2

i'm trying to indent a couple of C++-files (and untabify them; and remove trailing whitespace), so i thought about using emacs in batch mode.

Since I'm pretty much a noob when it comes to elpa (or lisp in general), i searched the web and came up with something like this:

$ cat myscript.el
(defun myindent ()
   "Format the whole buffer."
   (c-set-style "stroustrup")
   (indent-region (point-min) (point-max) nil)
   (untabify (point-min) (point-max))
   (delete-trailing-whitespace)
   (save-buffer)
)
$ emacs -batch "somefile.cpp" -l $(pwd)/myscript.el -f myindent

This kind of works.

However, all of my header files contain a boilerplate in a C-style multiline comment, which is nicely formatted. Something like:

/*-----------------------------------------------------------------
LOG
    Foo Bar - the Pizza man

    Copyright (c) 1997-2017 Me, You and others
    For information on usage and redistribution, and for a DISCLAIMER OF ALL
    WARRANTIES, see the file "LICENSE.txt".

    CLASS
        Onion
        smells and bits like an onion

    KEYWORDS
        ingredients, vegetable

    DESCRIPTION
        hum, hmm...later

-----------------------------------------------------------------*/

now when i run my scrip on that file, all the pre-formatting is lost, and it ends up as:

/*-----------------------------------------------------------------
  LOG
  Foo Bar - the Pizza man

  Copyright (c) 1997-2017 Me, You and others
  For information on usage and redistribution, and for a DISCLAIMER OF ALL
  WARRANTIES, see the file "LICENSE.txt".

  CLASS
  Onion
  smells and bits like an onion

  KEYWORDS
  ingredients, vegetable

  DESCRIPTION
  hum, hmm...later

  -----------------------------------------------------------------*/

So the question is: Is there a way to indent my files in batch mode and preserve the formatting within multiline comments (and strings)?

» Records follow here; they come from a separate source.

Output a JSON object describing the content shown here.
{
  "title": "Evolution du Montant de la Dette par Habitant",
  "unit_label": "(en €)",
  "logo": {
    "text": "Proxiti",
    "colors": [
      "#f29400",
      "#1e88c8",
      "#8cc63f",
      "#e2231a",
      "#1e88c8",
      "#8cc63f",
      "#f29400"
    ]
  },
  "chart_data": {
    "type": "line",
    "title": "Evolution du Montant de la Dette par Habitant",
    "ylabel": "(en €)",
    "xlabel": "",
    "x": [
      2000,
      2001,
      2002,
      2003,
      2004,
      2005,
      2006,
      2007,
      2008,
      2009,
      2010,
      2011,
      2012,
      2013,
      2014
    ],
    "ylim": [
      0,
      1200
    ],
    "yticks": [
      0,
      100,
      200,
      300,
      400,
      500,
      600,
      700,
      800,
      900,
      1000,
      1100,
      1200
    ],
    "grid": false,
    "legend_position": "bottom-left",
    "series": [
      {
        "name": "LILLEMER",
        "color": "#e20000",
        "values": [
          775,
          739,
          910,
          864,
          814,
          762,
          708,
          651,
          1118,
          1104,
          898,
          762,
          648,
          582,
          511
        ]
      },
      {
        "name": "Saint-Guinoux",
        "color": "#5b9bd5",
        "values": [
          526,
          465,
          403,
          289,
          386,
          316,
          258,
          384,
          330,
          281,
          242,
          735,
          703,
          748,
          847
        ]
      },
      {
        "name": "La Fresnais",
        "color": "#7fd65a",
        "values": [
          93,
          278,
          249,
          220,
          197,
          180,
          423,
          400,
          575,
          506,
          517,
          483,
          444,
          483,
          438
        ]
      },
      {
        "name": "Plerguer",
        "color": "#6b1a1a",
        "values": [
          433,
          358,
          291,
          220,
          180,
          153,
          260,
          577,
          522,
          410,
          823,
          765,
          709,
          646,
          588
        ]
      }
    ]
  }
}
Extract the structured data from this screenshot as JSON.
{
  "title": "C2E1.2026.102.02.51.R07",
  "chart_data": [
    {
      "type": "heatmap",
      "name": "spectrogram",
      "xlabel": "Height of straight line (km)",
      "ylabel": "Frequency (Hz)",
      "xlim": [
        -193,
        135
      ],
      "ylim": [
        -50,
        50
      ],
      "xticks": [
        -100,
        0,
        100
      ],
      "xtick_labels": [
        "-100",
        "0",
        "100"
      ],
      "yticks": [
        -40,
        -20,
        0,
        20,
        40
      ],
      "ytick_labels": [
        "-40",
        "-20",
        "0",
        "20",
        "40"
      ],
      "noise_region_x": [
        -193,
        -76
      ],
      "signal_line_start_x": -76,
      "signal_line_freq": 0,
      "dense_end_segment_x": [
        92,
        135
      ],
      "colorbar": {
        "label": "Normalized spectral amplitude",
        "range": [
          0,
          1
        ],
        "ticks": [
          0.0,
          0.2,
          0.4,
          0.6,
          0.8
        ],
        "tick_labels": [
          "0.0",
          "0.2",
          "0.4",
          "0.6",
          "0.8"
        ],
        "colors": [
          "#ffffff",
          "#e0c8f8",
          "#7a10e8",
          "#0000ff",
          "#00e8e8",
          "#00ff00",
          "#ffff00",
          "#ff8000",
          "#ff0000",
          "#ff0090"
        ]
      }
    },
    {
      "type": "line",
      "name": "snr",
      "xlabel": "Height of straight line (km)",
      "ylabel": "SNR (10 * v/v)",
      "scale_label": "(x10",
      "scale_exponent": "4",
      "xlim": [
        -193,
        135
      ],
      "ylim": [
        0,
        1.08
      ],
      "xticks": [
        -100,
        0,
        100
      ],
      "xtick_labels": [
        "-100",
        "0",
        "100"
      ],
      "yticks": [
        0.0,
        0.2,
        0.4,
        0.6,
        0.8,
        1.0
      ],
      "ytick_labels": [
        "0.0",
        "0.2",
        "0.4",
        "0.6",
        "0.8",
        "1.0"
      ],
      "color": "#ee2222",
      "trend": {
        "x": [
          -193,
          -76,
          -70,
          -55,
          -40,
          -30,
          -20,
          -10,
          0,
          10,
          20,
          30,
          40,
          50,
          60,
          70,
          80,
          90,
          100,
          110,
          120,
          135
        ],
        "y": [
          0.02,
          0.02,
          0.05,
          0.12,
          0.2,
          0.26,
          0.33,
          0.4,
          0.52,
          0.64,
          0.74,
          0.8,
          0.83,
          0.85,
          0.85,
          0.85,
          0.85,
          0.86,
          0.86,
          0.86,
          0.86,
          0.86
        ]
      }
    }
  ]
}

I've tried using (indent-code-rigidly (point-min) (point-max) 0) instead of indent-region which leaves the comments intact, but I preservers too much of the original indentation of the code. So I guess I'd like something inbetween indent-region and indent-code-rigidly)

  • Not solving your problem, just info: indent-code-rigidly simply inserts a TAB or equivalent amount of SPC before the column where code originally started). What if in your original attempt you replace indent-region with c-indent-region? – wvxvw Dec 6 '17 at 16:06
  • unfortunately this left-aligns the comments as well (btw, the problem also exists in an interactive buffer; so it's not related to batch processing) – umläute Dec 6 '17 at 17:02
  • It seems like indent-region basically calls c-indent-line on each line (with a minor improvement in that it aligns backslashes in macro definitions). Perhaps, it would be possible to write an alternative indent-region-like function which skips lines in comments. (I'm not very familiar with c-mode, so, maybe this was already done somewhere). – wvxvw Dec 7 '17 at 9:02
1

Should just be a matter of setting the comment offset to always choose the current indentation:

(defun myindent ()
   "Format the whole buffer."
   (c-set-style "stroustrup")
   ;; `c' is for comment.
   (c-set-offset 'c (lambda (_syntax) (current-indentation)))
   (setq indent-tabs-mode nil) ; No new tabs.
   (indent-region (point-min) (point-max) nil)
   (untabify (point-min) (point-max)) ; Remove any remaining old tabs.
   (delete-trailing-whitespace)
   (save-buffer))
0

While I haven't found a solution (yet) to do-what-i-want withing emacs, I ended up by doing the indentation with astyle instead.

This was acceptable, as for now I'm really interested into a one-time conversion to enforce a common indentation across all files.

I'm still interested in a real emacs solution though.